Борькин побег (Бондарь) - страница 14

— … Марья-то всю Гражданскую прошла со своей дивизией. С мужем, да детьми. Муж у нее из комиссаров был и ее к этому делу приставил. Самого-то его на Перекопе похоронили. Так и носило по стране. Два аборта, три ранения, левую руку по локоть оттяпали. Боевая баба. Ну, и как вернулась, ее сразу в санчасть на работу взяли. Главной по хозяйству. Это она в последнем письме написала. Радовалась, дуреха. — Поезд повернул, солнце из чемодана выскочило и теперь я могу разглядеть говорившего. Это владелец сандалет. Он почему-то стоит. Курит, собирает пепел в горсть, в черную от въевшегося угля ладонь. — А там — желтуха. Пули и снаряды Марью не взяли, а желтуха одолела за месяц. Двое детишек осталось после нее. Мне потом соседи рассказали, что выкинули детей на улицу добрые люди. Старшему девять, младшей — шесть. Племяшки. Я искал их потом, когда вернулся из Верного, Алма-Ата сейчас называется. Это в двадцать третьем годе было. Потом меня в Туркестан забросила судьба. Вместе с товарищем Примаковым — Витмаром — басмачей гоняли. В апреле в Афганистан даже влезли, Мазари-Шариф захватили. Там я пулю в колено и принял. Комиссовали подчистую! А неделю назад получил весточку, что видели старшего — Андрейку — в городке при коксо-бензольном комбинате на Днепрострое. Еду вот. Посмотрю. Своих Бог не дал, хоть сестриных воспитаю, если признают.
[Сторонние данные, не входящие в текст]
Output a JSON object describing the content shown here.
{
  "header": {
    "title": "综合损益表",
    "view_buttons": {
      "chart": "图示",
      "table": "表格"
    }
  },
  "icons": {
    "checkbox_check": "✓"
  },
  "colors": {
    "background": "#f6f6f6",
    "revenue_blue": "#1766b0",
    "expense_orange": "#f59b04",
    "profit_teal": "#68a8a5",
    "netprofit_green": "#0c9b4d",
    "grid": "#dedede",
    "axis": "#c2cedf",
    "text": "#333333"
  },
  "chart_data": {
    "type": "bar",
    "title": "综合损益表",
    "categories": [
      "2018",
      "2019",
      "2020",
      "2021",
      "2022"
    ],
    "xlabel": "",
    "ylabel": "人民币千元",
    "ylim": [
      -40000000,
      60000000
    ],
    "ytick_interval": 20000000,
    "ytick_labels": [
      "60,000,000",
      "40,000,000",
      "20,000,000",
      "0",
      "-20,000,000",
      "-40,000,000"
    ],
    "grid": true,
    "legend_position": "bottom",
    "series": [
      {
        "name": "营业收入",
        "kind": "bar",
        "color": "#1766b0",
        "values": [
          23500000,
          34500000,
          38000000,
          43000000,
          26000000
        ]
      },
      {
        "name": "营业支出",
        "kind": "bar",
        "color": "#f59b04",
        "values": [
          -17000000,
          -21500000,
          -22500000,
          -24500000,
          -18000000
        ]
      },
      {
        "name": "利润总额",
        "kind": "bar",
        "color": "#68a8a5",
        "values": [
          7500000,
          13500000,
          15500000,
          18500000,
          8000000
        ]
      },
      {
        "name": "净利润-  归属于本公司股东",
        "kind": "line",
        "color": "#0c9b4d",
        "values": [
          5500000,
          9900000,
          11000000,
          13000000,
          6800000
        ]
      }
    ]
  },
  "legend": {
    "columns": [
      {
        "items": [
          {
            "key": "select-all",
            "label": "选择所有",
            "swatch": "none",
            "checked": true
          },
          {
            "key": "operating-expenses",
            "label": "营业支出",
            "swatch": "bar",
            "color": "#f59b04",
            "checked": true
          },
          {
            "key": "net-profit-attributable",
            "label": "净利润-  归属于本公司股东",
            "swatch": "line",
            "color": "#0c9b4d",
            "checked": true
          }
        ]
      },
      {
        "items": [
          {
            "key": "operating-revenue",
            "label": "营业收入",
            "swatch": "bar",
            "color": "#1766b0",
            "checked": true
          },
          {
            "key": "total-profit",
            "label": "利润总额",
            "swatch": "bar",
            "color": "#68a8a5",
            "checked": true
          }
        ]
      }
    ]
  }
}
Всю ночь я спал — должен бы выспаться, а что-то опять в сон клонит. Да настырно так, будто только что на дальнюю деляну бегал.

А где-то недалеко назревает ссора:

— То-ва-рищ! Я русским языком еще раз прошу: предъявите вашу плацкарту!

— Товарищ начальник, господин хороший, мил человек, ну поймите вы меня! — Голос невидимого мне зайца дрожит, едва не срываясь на рыдания. — Закрыта была касса на станции, а ехать очень нужно!

— Всем нужно. Есть плацкарта?

— Командировочное есть!

— Это для меня не документ! На следующей остановке сойдете!

— А давайте я вам заплачу?

— Документа я вам не дам! Вернее дам, но только до Челябинска.

— Мы же его проехали два часа как!

Я осматриваюсь — и точно, не вижу «лапотницы». Вышла, видать, в своем Челябинске к непутевому сыну.

— Да черт с ним, с документом, дело важнее! Сколько нужно?

— Вы с ума сошли? Идемте ко мне, в каптерку, посчитаем…

Я все-таки засыпаю. Дышу ртом, потому что нос протек окончательно. Кое-как проваливаюсь в сон.

Просыпаюсь от боли в груди — так же больно было в прошлом году, когда на меня упал Егорка. Я не знаю, что мне делать — тесно, толком не пошевелиться, а в груди ноет, скребется боль. Я начинаю тихонько плакать. Когда плачешь, боль отступает. Так мама говорила.